Although the evidence pointing towards an intent to sell would not be relevant to a charge of actual sale, it would be relevant in determining whether the appellants must be resentenced on the possession charge, under the new Controlled Substances Act. Section 39(a) of the Act provides that “[i]n any case not yet final if the offense is similar to one set out in this act, the penalties under this act apply if they are less than those under prior law.” A case is not final until the availability of appeal is exhausted and the time for petition for certio-rari has elasped. Commonwealth v. Simpson, 222 Pa. Superior Ct. 296, 294 A.2d 805 (1972). Therefore, the instant case is not yet final, and was not final as of the effective date of the Controlled Substances Act.3 It is therefore necessary to determine whether the offense for which the appellants were convicted was similar to simple possession under the Controlled Substances Act4 *580or to possession with intent to deliver.5 Our Supreme Court has recently held that evidence of volume and value of the drugs possessed is relevant to determine whether the offense for which an appellant was convicted was similar to possession with intent to deliver. Commonwealth v. Santiago, supra.
As it appears that the appellants were improperly convicted on the second count, alleging selling or dealing, where no sale or deal was proved, I would grant an arrest of judgment as to this second count.6 This would necessitate a remand for resentencing on the remaining count. See Commonwealth v. Lockhart, 223 Pa. Superior Ct. 60, 296 A.2d 883 (1972). Resentencing may also be necessary under Commonwealth v. Santiago, supra, if the lower court determines that the offense which the appellants committed is similar to simple possession under the Controlled Substances Act.
I would arrest the judgment against appellants on the second count of the indictment, and remand for resen-tencing consistent with Commonwealth v. Lockhart, supra, and Commonwealth v. Santiago, supra.
Cercone, J., joins in this dissenting opinion.
. Act of September 26, 1961, P.L. 1664.
. Act of April 14, 1972, P.L. 233, No. 64, §1 et seq.
. We noted in Commonwealth v. Portalatin, 223 Pa. Superior Ct. 33, 36, n.6, 297 A.2d 144, 146, n.6 (1972), that “[s]ome confusion exists as to the exact date on which certain sections of the new act, including most sections pertaining to offenses and penalties, became effective.” The Act was amended shortly after its passage to indicate that the sections dealing with sentencing and resentenc-ing, 35 P.S. §§780-113, -115, and -139, took effect immediately. Act of June 27, 1972, P.L. 499, No. 158, §1, 35 P.S. §780-144. The Act in its entirety took effect on June 14, 1972.
. Section 13(a) (16), 35 P.S. §780-113(a) (16), which carries a maximum sentence of one year for a first offense. §13 (c), 35 P.S. §780-113(c).

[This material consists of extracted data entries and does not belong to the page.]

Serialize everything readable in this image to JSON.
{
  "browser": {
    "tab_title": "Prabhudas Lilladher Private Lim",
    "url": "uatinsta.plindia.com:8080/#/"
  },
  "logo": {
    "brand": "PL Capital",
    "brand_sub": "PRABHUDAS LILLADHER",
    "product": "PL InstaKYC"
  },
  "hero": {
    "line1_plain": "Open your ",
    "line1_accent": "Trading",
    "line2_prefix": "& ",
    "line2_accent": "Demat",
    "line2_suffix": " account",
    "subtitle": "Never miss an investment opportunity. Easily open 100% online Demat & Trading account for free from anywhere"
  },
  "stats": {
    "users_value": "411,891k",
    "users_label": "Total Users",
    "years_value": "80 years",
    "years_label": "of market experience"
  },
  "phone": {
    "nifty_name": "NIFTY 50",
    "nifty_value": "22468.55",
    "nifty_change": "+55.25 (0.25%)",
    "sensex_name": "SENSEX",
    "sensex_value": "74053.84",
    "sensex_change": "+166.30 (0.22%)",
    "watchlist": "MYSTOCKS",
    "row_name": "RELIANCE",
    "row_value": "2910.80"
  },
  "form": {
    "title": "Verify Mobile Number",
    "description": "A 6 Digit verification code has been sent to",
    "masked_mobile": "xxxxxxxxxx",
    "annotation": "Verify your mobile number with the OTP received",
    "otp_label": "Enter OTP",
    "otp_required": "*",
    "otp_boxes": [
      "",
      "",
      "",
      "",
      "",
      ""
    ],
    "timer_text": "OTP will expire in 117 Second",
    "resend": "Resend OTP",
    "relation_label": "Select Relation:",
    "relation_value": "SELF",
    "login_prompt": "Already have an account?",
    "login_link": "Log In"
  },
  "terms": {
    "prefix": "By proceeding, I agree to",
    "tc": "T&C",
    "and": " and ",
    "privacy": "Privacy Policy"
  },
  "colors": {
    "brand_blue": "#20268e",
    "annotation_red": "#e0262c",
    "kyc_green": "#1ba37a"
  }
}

. Section 13 (a) (30), 35 P.S. §780-113 (a) (30), which carries a maximum sentence of fifteen years for a first offense, in the case of heroin. §13 (f), 35 P.S. §780-113 (f).
. Although the only post-trial motions appearing in the record are motions for a new trial, it is clear from the lower court’s opinion that the question of the sufficiency of the evidence on each count was presented to and decided by the court. Insufficiency of the evidence is a ground for an arrest of judgment, rather than for a new trial. See Commonwealth v. Dale, 232 Pa. Superior Ct. 213, 335 A.2d 454 (1975).